Luka Doncic drove down a wide street in a Dallas suburb that he had never even heard of, much less visited. On either side of the road were a multitude of restaurant choices representing every cuisine known to man (or at least the ones that were a part of the average American’s culinary lexicon). It was truly a glorious vision of Western consumerism the likes of which would never be found in his homeland of Slovenia.
The other restaurants had no pull on him. Luka had one particular fast-food establishment in mind, and his phone was telling him that he was getting close. Indeed, now that he looked up from his phone, he could see the sign for it in the distance! Frustratingly, a red light conspired to delay him, and his decision to pass the time by looking at pictures of the restaurant’s menu on his phone only exacerbated his impatience.
Finally, he was pulling through the drive-thru of that far-flung Taco Bell. There were, by his count, at least fifteen different Taco Bells that were closer to his apartment than this one was, but chances of running into somebody he knew from the Mavericks would be less out here. He wasn’t technically supposed to have any Taco Bell. Ever. The team nutritionists had him on a very strict meal plan, and the faux-Mexican fare that Taco Bell offered was not represented in that plan.
For an extra layer of anonymity, Luka pulled his hoodie over his head, donned a pair of sunglasses, and sunk low in his seat to obscure his height. From this position he placed his order, not even needing to glance at the menu board as he rattled off the names and quantities of the various items he was craving. Many of his choices had substantial modifications applied to them, a technique that his teammate Dorian called “TB Hax”.
Embarrassingly, in the middle of the order, Luka lapsed into his bad habit of referring to the Crunchwrap Supreme as a “Supreme Crunchy Wrap”. However, the order-taker, who seemed unusually competent, didn’t miss a beat, even when Luka requested extra Fritos, crispy tortilla strips, and creamy jalapeno sauce to two of the crunchwraps while the other three crunchwraps were upgraded with shredded chicken and diced onions.

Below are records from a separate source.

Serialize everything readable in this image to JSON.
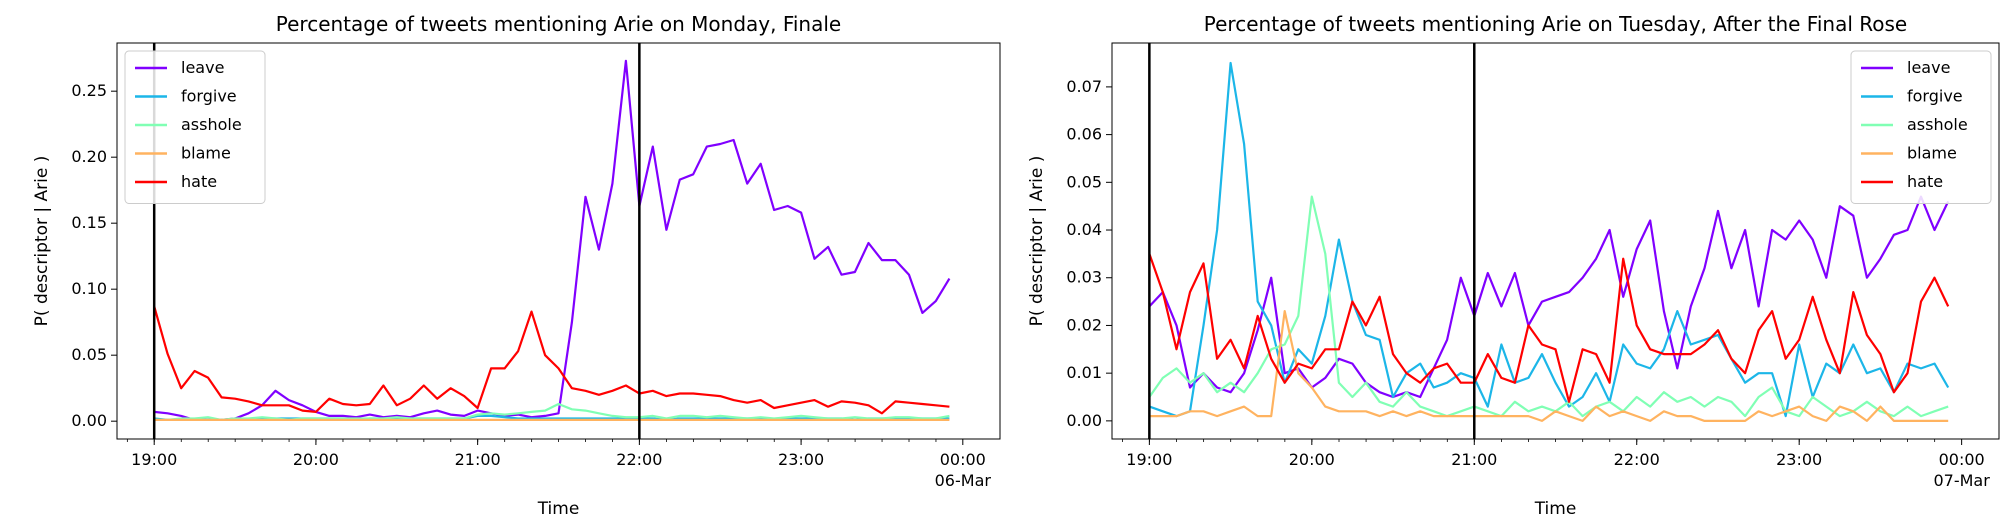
{
  "chart_data": [
    {
      "type": "line",
      "title": "Percentage of tweets mentioning Arie on Monday, Finale",
      "xlabel": "Time",
      "ylabel": "P( descriptor | Arie )",
      "date_label": "06-Mar",
      "x_tick_labels": [
        "19:00",
        "20:00",
        "21:00",
        "22:00",
        "23:00",
        "00:00"
      ],
      "x_tick_hours": [
        0,
        1,
        2,
        3,
        4,
        5
      ],
      "y_tick_labels": [
        "0.00",
        "0.05",
        "0.10",
        "0.15",
        "0.20",
        "0.25"
      ],
      "y_ticks": [
        0,
        0.05,
        0.1,
        0.15,
        0.2,
        0.25
      ],
      "xlim": [
        -0.23,
        5.23
      ],
      "ylim": [
        -0.0135,
        0.2865
      ],
      "vlines": [
        0,
        3
      ],
      "legend_position": "upper left",
      "x_hours": [
        0,
        0.083,
        0.167,
        0.25,
        0.333,
        0.417,
        0.5,
        0.583,
        0.667,
        0.75,
        0.833,
        0.917,
        1,
        1.083,
        1.167,
        1.25,
        1.333,
        1.417,
        1.5,
        1.583,
        1.667,
        1.75,
        1.833,
        1.917,
        2,
        2.083,
        2.167,
        2.25,
        2.333,
        2.417,
        2.5,
        2.583,
        2.667,
        2.75,
        2.833,
        2.917,
        3,
        3.083,
        3.167,
        3.25,
        3.333,
        3.417,
        3.5,
        3.583,
        3.667,
        3.75,
        3.833,
        3.917,
        4,
        4.083,
        4.167,
        4.25,
        4.333,
        4.417,
        4.5,
        4.583,
        4.667,
        4.75,
        4.833,
        4.917
      ],
      "series": [
        {
          "name": "leave",
          "color": "#8000ff",
          "values": [
            0.007,
            0.006,
            0.004,
            0.001,
            0.001,
            0.001,
            0.002,
            0.006,
            0.012,
            0.023,
            0.016,
            0.012,
            0.007,
            0.004,
            0.004,
            0.003,
            0.005,
            0.003,
            0.004,
            0.003,
            0.006,
            0.008,
            0.005,
            0.004,
            0.008,
            0.006,
            0.004,
            0.005,
            0.003,
            0.004,
            0.006,
            0.075,
            0.17,
            0.13,
            0.18,
            0.273,
            0.163,
            0.208,
            0.145,
            0.183,
            0.187,
            0.208,
            0.21,
            0.213,
            0.18,
            0.195,
            0.16,
            0.163,
            0.158,
            0.123,
            0.132,
            0.111,
            0.113,
            0.135,
            0.122,
            0.122,
            0.111,
            0.082,
            0.091,
            0.108
          ]
        },
        {
          "name": "forgive",
          "color": "#1cb6e8",
          "values": [
            0.002,
            0.001,
            0.001,
            0.001,
            0.001,
            0.001,
            0.001,
            0.001,
            0.002,
            0.002,
            0.002,
            0.002,
            0.002,
            0.002,
            0.002,
            0.001,
            0.002,
            0.002,
            0.002,
            0.002,
            0.002,
            0.002,
            0.002,
            0.002,
            0.004,
            0.004,
            0.003,
            0.002,
            0.002,
            0.002,
            0.002,
            0.002,
            0.002,
            0.002,
            0.002,
            0.002,
            0.002,
            0.002,
            0.001,
            0.002,
            0.002,
            0.002,
            0.002,
            0.002,
            0.002,
            0.002,
            0.001,
            0.002,
            0.002,
            0.002,
            0.002,
            0.002,
            0.001,
            0.002,
            0.002,
            0.002,
            0.002,
            0.002,
            0.002,
            0.002
          ]
        },
        {
          "name": "asshole",
          "color": "#80ffb4",
          "values": [
            0.001,
            0.001,
            0.002,
            0.002,
            0.003,
            0.001,
            0.002,
            0.002,
            0.003,
            0.002,
            0.001,
            0.002,
            0.002,
            0.002,
            0.002,
            0.002,
            0.002,
            0.002,
            0.003,
            0.002,
            0.002,
            0.002,
            0.002,
            0.002,
            0.005,
            0.006,
            0.005,
            0.006,
            0.007,
            0.008,
            0.013,
            0.009,
            0.008,
            0.006,
            0.004,
            0.003,
            0.003,
            0.004,
            0.002,
            0.004,
            0.004,
            0.003,
            0.004,
            0.003,
            0.002,
            0.003,
            0.002,
            0.003,
            0.004,
            0.003,
            0.002,
            0.002,
            0.003,
            0.002,
            0.002,
            0.003,
            0.003,
            0.002,
            0.002,
            0.004
          ]
        },
        {
          "name": "blame",
          "color": "#ffb360",
          "values": [
            0.001,
            0.001,
            0.001,
            0.001,
            0.001,
            0.001,
            0.001,
            0.001,
            0.001,
            0.001,
            0.001,
            0.001,
            0.001,
            0.001,
            0.001,
            0.001,
            0.001,
            0.001,
            0.001,
            0.001,
            0.001,
            0.001,
            0.001,
            0.001,
            0.001,
            0.001,
            0.001,
            0.001,
            0.001,
            0.001,
            0.001,
            0.001,
            0.001,
            0.001,
            0.001,
            0.001,
            0.001,
            0.001,
            0.001,
            0.001,
            0.001,
            0.001,
            0.001,
            0.001,
            0.001,
            0.001,
            0.001,
            0.001,
            0.001,
            0.001,
            0.001,
            0.001,
            0.001,
            0.001,
            0.001,
            0.001,
            0.001,
            0.001,
            0.001,
            0.001
          ]
        },
        {
          "name": "hate",
          "color": "#ff0000",
          "values": [
            0.087,
            0.051,
            0.025,
            0.038,
            0.033,
            0.018,
            0.017,
            0.015,
            0.012,
            0.012,
            0.012,
            0.008,
            0.007,
            0.017,
            0.013,
            0.012,
            0.013,
            0.027,
            0.012,
            0.017,
            0.027,
            0.017,
            0.025,
            0.019,
            0.01,
            0.04,
            0.04,
            0.053,
            0.083,
            0.05,
            0.04,
            0.025,
            0.023,
            0.02,
            0.023,
            0.027,
            0.021,
            0.023,
            0.019,
            0.021,
            0.021,
            0.02,
            0.019,
            0.016,
            0.014,
            0.016,
            0.01,
            0.012,
            0.014,
            0.016,
            0.011,
            0.015,
            0.014,
            0.012,
            0.006,
            0.015,
            0.014,
            0.013,
            0.012,
            0.011
          ]
        }
      ]
    },
    {
      "type": "line",
      "title": "Percentage of tweets mentioning Arie on Tuesday, After the Final Rose",
      "xlabel": "Time",
      "ylabel": "P( descriptor | Arie )",
      "date_label": "07-Mar",
      "x_tick_labels": [
        "19:00",
        "20:00",
        "21:00",
        "22:00",
        "23:00",
        "00:00"
      ],
      "x_tick_hours": [
        0,
        1,
        2,
        3,
        4,
        5
      ],
      "y_tick_labels": [
        "0.00",
        "0.01",
        "0.02",
        "0.03",
        "0.04",
        "0.05",
        "0.06",
        "0.07"
      ],
      "y_ticks": [
        0,
        0.01,
        0.02,
        0.03,
        0.04,
        0.05,
        0.06,
        0.07
      ],
      "xlim": [
        -0.23,
        5.23
      ],
      "ylim": [
        -0.0038,
        0.0792
      ],
      "vlines": [
        0,
        2
      ],
      "legend_position": "upper right",
      "x_hours": [
        0,
        0.083,
        0.167,
        0.25,
        0.333,
        0.417,
        0.5,
        0.583,
        0.667,
        0.75,
        0.833,
        0.917,
        1,
        1.083,
        1.167,
        1.25,
        1.333,
        1.417,
        1.5,
        1.583,
        1.667,
        1.75,
        1.833,
        1.917,
        2,
        2.083,
        2.167,
        2.25,
        2.333,
        2.417,
        2.5,
        2.583,
        2.667,
        2.75,
        2.833,
        2.917,
        3,
        3.083,
        3.167,
        3.25,
        3.333,
        3.417,
        3.5,
        3.583,
        3.667,
        3.75,
        3.833,
        3.917,
        4,
        4.083,
        4.167,
        4.25,
        4.333,
        4.417,
        4.5,
        4.583,
        4.667,
        4.75,
        4.833,
        4.917
      ],
      "series": [
        {
          "name": "leave",
          "color": "#8000ff",
          "values": [
            0.024,
            0.027,
            0.02,
            0.007,
            0.01,
            0.007,
            0.006,
            0.01,
            0.019,
            0.03,
            0.01,
            0.011,
            0.007,
            0.009,
            0.013,
            0.012,
            0.008,
            0.006,
            0.005,
            0.006,
            0.005,
            0.011,
            0.017,
            0.03,
            0.022,
            0.031,
            0.024,
            0.031,
            0.02,
            0.025,
            0.026,
            0.027,
            0.03,
            0.034,
            0.04,
            0.026,
            0.036,
            0.042,
            0.023,
            0.011,
            0.024,
            0.032,
            0.044,
            0.032,
            0.04,
            0.024,
            0.04,
            0.038,
            0.042,
            0.038,
            0.03,
            0.045,
            0.043,
            0.03,
            0.034,
            0.039,
            0.04,
            0.047,
            0.04,
            0.046
          ]
        },
        {
          "name": "forgive",
          "color": "#1cb6e8",
          "values": [
            0.003,
            0.002,
            0.001,
            0.002,
            0.02,
            0.04,
            0.075,
            0.058,
            0.025,
            0.02,
            0.008,
            0.015,
            0.012,
            0.022,
            0.038,
            0.025,
            0.018,
            0.017,
            0.005,
            0.01,
            0.012,
            0.007,
            0.008,
            0.01,
            0.009,
            0.003,
            0.016,
            0.008,
            0.009,
            0.014,
            0.008,
            0.003,
            0.005,
            0.01,
            0.004,
            0.016,
            0.012,
            0.011,
            0.015,
            0.023,
            0.016,
            0.017,
            0.018,
            0.013,
            0.008,
            0.01,
            0.01,
            0.001,
            0.016,
            0.005,
            0.012,
            0.01,
            0.016,
            0.01,
            0.011,
            0.006,
            0.012,
            0.011,
            0.012,
            0.007
          ]
        },
        {
          "name": "asshole",
          "color": "#80ffb4",
          "values": [
            0.005,
            0.009,
            0.011,
            0.008,
            0.01,
            0.006,
            0.008,
            0.006,
            0.01,
            0.015,
            0.016,
            0.022,
            0.047,
            0.035,
            0.008,
            0.005,
            0.008,
            0.004,
            0.003,
            0.006,
            0.003,
            0.002,
            0.001,
            0.002,
            0.003,
            0.002,
            0.001,
            0.004,
            0.002,
            0.003,
            0.002,
            0.004,
            0.001,
            0.003,
            0.004,
            0.002,
            0.005,
            0.003,
            0.006,
            0.004,
            0.005,
            0.003,
            0.005,
            0.004,
            0.001,
            0.005,
            0.007,
            0.002,
            0.001,
            0.005,
            0.003,
            0.001,
            0.002,
            0.004,
            0.002,
            0.001,
            0.003,
            0.001,
            0.002,
            0.003
          ]
        },
        {
          "name": "blame",
          "color": "#ffb360",
          "values": [
            0.001,
            0.001,
            0.001,
            0.002,
            0.002,
            0.001,
            0.002,
            0.003,
            0.001,
            0.001,
            0.023,
            0.01,
            0.007,
            0.003,
            0.002,
            0.002,
            0.002,
            0.001,
            0.002,
            0.001,
            0.002,
            0.001,
            0.001,
            0.001,
            0.001,
            0.001,
            0.001,
            0.001,
            0.001,
            0.0,
            0.002,
            0.001,
            0.0,
            0.003,
            0.001,
            0.002,
            0.001,
            0.0,
            0.002,
            0.001,
            0.001,
            0.0,
            0.0,
            0.0,
            0.0,
            0.002,
            0.001,
            0.002,
            0.003,
            0.001,
            0.0,
            0.003,
            0.002,
            0.0,
            0.003,
            0.0,
            0.0,
            0.0,
            0.0,
            0.0
          ]
        },
        {
          "name": "hate",
          "color": "#ff0000",
          "values": [
            0.035,
            0.027,
            0.015,
            0.027,
            0.033,
            0.013,
            0.017,
            0.011,
            0.022,
            0.013,
            0.008,
            0.012,
            0.011,
            0.015,
            0.015,
            0.025,
            0.02,
            0.026,
            0.014,
            0.01,
            0.008,
            0.011,
            0.012,
            0.008,
            0.008,
            0.014,
            0.009,
            0.008,
            0.02,
            0.016,
            0.015,
            0.004,
            0.015,
            0.014,
            0.008,
            0.034,
            0.02,
            0.015,
            0.014,
            0.014,
            0.014,
            0.016,
            0.019,
            0.013,
            0.01,
            0.019,
            0.023,
            0.013,
            0.017,
            0.026,
            0.017,
            0.01,
            0.027,
            0.018,
            0.014,
            0.006,
            0.01,
            0.025,
            0.03,
            0.024
          ]
        }
      ]
    }
  ]
}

When Luka finally concluded his order with a large diet Baja Blast, the man on the other end gave him the total ($47.02) and told him to pull up to the next window. Thinking that the man’s voice had an odd familiarity to it despite being garbled by the low-quality speaker system, Luka did his part of the well-practiced drive-thru routine and pulled his car forward. Hopefully the cooks at this location were fast; he didn’t know how much longer his stomach could withstand not having any delicious Taco Bell food filling it.
“Hello Luka,” said the man who was taking the drive-thru orders, and the fact that he had just been referred to by his first name caused Luka to realize that something very bad was happening.
Somehow, Mavericks head coach Rick Carlisle had just taken his order. A grossly gluttonous order. For Taco Bell.
The drive-thru lane was narrow. There wasn’t enough room for one car to pass another. Luka frantically beeped his horn at the car in front of him, needing to escape this confrontation. However, when none other than Mavs owner Mark Cuban leaned out of the other car and waved at him, Luka knew he was trapped.
“You know you’re not allowed to eat fast food,” Rick said.
“And you know that breaking team rules will result in punishment.”
“Especially when you went to such lengths to conceal your bad behavior.”
“Well, I had no choice when I found out you were using Cubes’ venture capital connections to track my GrubHub orders.”
Rick turned around to address one of the cooks in the kitchen. “Dirk! Look who finally showed up!”
The familiar face of Dirk Nowitzki appeared from around a corner. “Ah, sehr gut! My favorite tubby rookie come to eat something he shouldn’t! Naughty naughty naughty!”
“I’m not a rookie anymore and I’m not tubby,” Luka replied dourly. “Can you just make me my food? I paid for it, after all.”
“Actually, you never did pay for it,” Rick pointed out. “You only ordered it. But we knew you’d be here eventually, so we’ve got a week’s worth of healthy premade meals for you to take home.” Luka was handed a large bag of plastic containers that reeked not of flavorful, greasy grade-B beef, but of utter disappointment.
“Just one burrito. Please. Just one,” Luka begged, but all he got was a piteous look from Dirk and a stern shake of the head from his coach.
Disappointed and hungry, he drove away. However, before he turned back onto the street, Luka grabbed his phone, preparing to search for the next-closest Taco Bell. Before he could do that, though he received a text message. From Rick Carlisle.
“Don’t even bother. I’m already there.”
Luka looked back. Rick had disappeared from the drive-thru window.